Uma nova Constituinte é mesmo um bom caminho para avançar naquilo que a sociedade precisa

Por O Dia

Rio - A Constituição de 88 foi resultado do clamor da sociedade brasileira num momento em que o país saía da ditadura, precisando ser refundada sob bases sustentadas no princípio do Estado de Direito Democrático. Assim nasceu a Constituição Cidadã, que, mesmo com seus inúmeros defeitos, cumpriu esse papel.

Mas o mundo mudou, e o Brasil, ainda mais em 25 anos. As manifestações que vemos hoje nas ruas trazem novamente o apelo à refundação do Brasil sob bases calcadas no respeito ao cidadão, na intolerância com a corrupção e na prestação de serviços de qualidade.

Uma nova Constituinte é mesmo um bom caminho para avançar naquilo que a sociedade precisa e o Congresso não foi capaz até hoje de fazer, da Reforma Tributária ao Pacto Federativo, passando por questões associadas ao ordenamento urbano, à lentidão do Judiciário e ao fim da impunidade. De todos os temas, porém, é a Reforma Política a mais urgente. Porque ela é a mãe de todas as demais, onde repousa boa parte da corrupção,que se agravou após a emenda que permitiu a reeleição.

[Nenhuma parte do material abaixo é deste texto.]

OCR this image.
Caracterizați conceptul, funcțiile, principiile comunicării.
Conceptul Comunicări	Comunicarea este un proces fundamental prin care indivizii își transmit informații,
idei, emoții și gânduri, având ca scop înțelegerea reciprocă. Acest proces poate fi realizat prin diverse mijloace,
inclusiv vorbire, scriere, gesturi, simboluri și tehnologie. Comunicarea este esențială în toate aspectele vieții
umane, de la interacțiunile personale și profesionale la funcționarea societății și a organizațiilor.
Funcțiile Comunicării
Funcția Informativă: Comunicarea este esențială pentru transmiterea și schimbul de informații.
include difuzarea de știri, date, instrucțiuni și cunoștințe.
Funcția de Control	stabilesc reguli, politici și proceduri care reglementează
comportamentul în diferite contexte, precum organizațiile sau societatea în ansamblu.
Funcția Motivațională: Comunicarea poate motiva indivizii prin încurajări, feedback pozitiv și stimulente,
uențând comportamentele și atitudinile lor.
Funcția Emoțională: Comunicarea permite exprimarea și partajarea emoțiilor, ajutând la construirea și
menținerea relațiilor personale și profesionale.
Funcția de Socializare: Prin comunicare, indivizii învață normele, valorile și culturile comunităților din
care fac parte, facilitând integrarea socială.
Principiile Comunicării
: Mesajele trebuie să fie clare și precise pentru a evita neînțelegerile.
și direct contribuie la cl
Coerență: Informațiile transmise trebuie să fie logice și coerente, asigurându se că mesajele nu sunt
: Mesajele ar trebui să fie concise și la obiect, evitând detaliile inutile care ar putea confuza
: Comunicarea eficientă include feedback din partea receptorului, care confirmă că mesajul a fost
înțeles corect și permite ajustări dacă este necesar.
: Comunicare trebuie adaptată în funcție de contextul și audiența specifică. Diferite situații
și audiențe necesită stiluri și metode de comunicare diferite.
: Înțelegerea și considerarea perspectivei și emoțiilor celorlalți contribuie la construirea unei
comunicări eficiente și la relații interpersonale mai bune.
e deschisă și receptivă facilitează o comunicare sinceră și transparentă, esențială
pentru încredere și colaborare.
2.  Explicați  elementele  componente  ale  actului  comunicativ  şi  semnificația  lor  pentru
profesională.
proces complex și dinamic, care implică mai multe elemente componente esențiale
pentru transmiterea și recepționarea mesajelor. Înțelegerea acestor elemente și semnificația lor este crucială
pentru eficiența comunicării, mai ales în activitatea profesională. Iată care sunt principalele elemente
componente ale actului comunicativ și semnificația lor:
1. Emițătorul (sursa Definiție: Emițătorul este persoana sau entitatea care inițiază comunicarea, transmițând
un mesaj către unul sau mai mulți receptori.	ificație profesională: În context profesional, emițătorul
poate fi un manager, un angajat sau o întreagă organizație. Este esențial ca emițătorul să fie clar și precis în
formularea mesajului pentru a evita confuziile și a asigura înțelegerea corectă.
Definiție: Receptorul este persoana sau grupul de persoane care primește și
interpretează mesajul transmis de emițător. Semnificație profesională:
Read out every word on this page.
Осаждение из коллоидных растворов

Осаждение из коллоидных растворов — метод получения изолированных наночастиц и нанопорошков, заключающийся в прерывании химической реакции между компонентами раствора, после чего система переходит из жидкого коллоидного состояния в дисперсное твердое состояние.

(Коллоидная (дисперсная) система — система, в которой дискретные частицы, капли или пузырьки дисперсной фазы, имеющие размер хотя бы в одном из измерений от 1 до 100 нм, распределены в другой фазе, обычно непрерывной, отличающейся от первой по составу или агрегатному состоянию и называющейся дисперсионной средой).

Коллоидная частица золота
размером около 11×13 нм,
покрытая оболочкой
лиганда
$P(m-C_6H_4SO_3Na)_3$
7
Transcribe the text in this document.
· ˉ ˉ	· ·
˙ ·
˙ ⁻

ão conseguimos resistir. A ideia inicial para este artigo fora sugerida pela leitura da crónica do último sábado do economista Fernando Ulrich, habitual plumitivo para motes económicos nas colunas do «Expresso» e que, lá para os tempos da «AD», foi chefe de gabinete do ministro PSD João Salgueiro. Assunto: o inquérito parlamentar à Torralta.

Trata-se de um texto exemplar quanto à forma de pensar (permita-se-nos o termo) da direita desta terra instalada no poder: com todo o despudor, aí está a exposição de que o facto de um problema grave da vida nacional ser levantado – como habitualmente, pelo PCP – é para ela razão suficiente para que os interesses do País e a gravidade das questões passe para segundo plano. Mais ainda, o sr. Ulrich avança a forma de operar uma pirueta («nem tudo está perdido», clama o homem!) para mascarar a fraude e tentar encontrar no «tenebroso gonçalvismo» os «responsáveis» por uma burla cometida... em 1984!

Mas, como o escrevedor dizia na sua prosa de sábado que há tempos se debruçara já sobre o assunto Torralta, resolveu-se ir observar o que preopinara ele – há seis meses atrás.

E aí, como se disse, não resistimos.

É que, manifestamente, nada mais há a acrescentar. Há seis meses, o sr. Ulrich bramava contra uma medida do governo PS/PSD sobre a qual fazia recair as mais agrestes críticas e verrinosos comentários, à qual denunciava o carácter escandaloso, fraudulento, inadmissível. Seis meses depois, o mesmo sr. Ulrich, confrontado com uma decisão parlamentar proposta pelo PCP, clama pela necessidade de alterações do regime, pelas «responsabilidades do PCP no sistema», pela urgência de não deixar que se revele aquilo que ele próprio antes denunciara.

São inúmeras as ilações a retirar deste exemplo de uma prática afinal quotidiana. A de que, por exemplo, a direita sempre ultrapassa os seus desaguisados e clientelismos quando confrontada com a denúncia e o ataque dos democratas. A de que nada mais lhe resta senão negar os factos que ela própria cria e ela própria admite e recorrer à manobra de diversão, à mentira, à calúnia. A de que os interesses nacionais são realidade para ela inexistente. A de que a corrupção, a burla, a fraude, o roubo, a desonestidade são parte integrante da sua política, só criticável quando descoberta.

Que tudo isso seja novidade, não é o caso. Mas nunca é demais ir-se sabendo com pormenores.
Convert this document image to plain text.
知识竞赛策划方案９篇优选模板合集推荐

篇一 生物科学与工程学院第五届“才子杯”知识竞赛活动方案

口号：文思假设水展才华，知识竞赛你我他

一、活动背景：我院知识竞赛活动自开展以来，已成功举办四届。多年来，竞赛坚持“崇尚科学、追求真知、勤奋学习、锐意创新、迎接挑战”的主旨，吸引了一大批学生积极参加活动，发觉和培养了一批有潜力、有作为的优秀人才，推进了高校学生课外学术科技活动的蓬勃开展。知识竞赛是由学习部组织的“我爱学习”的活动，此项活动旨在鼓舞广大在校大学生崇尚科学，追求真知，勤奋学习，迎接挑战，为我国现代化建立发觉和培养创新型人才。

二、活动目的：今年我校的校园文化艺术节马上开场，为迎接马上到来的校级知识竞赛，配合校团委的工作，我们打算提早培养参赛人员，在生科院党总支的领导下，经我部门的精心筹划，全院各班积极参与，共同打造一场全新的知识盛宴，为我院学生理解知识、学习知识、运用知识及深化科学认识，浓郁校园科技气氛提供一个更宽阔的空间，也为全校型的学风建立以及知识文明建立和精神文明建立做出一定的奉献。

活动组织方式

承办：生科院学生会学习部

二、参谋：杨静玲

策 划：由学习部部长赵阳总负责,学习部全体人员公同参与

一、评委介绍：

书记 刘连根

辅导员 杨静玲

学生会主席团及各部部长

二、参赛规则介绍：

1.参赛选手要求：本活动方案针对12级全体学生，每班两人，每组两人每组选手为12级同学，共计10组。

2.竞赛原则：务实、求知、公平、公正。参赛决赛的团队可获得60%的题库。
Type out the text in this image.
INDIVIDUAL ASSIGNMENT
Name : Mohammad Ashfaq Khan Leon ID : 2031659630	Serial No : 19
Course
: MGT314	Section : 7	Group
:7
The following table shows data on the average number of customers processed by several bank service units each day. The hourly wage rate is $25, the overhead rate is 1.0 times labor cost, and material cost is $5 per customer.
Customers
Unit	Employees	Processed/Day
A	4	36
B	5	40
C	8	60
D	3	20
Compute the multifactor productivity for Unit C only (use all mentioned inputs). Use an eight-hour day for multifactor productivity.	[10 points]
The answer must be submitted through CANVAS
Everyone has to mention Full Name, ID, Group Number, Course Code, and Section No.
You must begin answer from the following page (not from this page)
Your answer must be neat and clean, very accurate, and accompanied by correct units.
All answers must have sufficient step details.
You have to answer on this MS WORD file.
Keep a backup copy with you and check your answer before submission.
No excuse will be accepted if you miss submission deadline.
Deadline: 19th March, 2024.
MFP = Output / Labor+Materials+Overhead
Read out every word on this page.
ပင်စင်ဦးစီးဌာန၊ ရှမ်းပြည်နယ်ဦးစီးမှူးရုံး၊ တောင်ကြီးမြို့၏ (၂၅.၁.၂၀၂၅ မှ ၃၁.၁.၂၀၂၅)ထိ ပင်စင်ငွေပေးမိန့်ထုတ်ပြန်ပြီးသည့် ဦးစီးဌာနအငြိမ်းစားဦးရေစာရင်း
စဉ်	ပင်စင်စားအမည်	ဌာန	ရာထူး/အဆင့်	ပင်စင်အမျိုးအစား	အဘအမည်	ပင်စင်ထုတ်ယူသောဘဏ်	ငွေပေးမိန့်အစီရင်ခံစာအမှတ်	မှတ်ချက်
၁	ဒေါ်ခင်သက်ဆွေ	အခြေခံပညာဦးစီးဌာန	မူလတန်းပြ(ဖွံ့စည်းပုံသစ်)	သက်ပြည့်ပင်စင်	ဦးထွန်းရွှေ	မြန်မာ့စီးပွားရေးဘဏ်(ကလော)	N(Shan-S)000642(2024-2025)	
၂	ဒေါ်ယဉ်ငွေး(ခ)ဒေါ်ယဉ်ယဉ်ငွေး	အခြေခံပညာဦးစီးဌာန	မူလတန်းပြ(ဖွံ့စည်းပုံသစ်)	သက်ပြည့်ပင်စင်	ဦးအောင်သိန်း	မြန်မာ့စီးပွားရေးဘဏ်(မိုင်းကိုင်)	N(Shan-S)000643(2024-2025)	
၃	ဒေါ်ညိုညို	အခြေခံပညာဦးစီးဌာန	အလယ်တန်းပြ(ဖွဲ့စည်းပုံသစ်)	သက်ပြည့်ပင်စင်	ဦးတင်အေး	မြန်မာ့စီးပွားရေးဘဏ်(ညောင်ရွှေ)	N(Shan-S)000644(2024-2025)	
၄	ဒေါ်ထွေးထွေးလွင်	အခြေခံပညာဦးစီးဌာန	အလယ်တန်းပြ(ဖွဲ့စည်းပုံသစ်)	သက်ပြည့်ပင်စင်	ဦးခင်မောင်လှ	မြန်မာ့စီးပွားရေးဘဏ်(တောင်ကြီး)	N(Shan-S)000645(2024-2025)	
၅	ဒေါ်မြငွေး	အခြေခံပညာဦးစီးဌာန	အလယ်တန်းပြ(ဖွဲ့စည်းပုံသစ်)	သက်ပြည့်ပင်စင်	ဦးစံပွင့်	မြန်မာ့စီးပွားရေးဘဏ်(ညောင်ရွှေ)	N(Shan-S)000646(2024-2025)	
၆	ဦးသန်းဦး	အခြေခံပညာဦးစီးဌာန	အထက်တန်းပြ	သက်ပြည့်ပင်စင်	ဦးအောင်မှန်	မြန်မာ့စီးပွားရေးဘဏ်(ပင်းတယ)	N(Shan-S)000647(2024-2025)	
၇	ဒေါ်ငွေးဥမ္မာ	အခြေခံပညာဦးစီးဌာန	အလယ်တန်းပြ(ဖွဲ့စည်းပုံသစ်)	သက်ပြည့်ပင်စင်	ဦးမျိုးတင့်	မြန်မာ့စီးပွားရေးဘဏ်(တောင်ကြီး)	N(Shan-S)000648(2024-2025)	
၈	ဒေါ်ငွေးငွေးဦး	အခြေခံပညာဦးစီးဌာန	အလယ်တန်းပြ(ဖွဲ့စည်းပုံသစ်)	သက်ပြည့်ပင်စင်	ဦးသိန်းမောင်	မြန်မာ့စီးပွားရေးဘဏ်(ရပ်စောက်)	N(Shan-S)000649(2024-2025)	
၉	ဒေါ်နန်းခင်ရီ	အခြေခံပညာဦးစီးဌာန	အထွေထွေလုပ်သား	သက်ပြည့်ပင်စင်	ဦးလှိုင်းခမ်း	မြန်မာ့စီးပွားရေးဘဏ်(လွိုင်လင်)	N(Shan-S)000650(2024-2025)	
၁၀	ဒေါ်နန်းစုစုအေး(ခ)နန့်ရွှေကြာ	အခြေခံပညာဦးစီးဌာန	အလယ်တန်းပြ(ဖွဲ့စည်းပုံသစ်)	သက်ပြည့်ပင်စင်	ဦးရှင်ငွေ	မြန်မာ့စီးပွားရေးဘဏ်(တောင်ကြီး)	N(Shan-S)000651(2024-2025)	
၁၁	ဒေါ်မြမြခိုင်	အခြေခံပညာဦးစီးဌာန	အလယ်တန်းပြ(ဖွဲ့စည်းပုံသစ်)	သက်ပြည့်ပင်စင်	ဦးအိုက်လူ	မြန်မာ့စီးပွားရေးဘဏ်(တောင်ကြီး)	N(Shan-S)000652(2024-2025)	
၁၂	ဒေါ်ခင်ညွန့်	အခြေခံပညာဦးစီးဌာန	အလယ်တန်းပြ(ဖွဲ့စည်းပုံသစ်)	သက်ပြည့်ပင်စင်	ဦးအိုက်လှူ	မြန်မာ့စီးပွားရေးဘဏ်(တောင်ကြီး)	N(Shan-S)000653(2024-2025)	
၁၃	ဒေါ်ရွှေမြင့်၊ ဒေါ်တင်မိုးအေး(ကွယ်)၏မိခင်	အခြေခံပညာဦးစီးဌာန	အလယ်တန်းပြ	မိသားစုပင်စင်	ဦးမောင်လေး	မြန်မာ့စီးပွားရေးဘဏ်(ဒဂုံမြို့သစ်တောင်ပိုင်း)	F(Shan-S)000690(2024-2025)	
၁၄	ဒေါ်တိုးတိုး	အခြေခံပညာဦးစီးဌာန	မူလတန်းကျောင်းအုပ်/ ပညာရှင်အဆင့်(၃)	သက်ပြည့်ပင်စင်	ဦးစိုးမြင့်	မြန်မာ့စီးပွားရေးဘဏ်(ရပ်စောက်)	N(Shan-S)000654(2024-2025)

É preciso, urgentemente, tornar as eleições coincidentes. Pois o custo do pleito, que acontece a cada dois anos, se tornou uma ofensa à sociedade. Unir, num só ano, as escolhas para presidente, governador, prefeito, senador, deputado federal, estadual e vereador, cada qual com um mandato de cinco anos, reduziria os gastos de campanha para 40% do que é gasto hoje.

Isso não foi feito em 88 porque seria inimaginável no tempo do voto no papel, mas, hoje, com a tecnologia que dispomos e a experiência que a população adquiriu nas urnas, isso não é apenas viável como necessário.

Se for para fazer plebiscito, que seja então para que, na eleição do ano que vem, elejamos presidente, governadores, deputados estaduais e os constituintes. Os mandatos — todos eles — teriam data para acabar: 2016. Daí para frente, as eleições seriam coincidentes, com renovação a cada cinco anos, sem reeleição. A refundação do Brasil passa pela horizontalização das eleições, e o povo que está nas ruas já sabe por quê.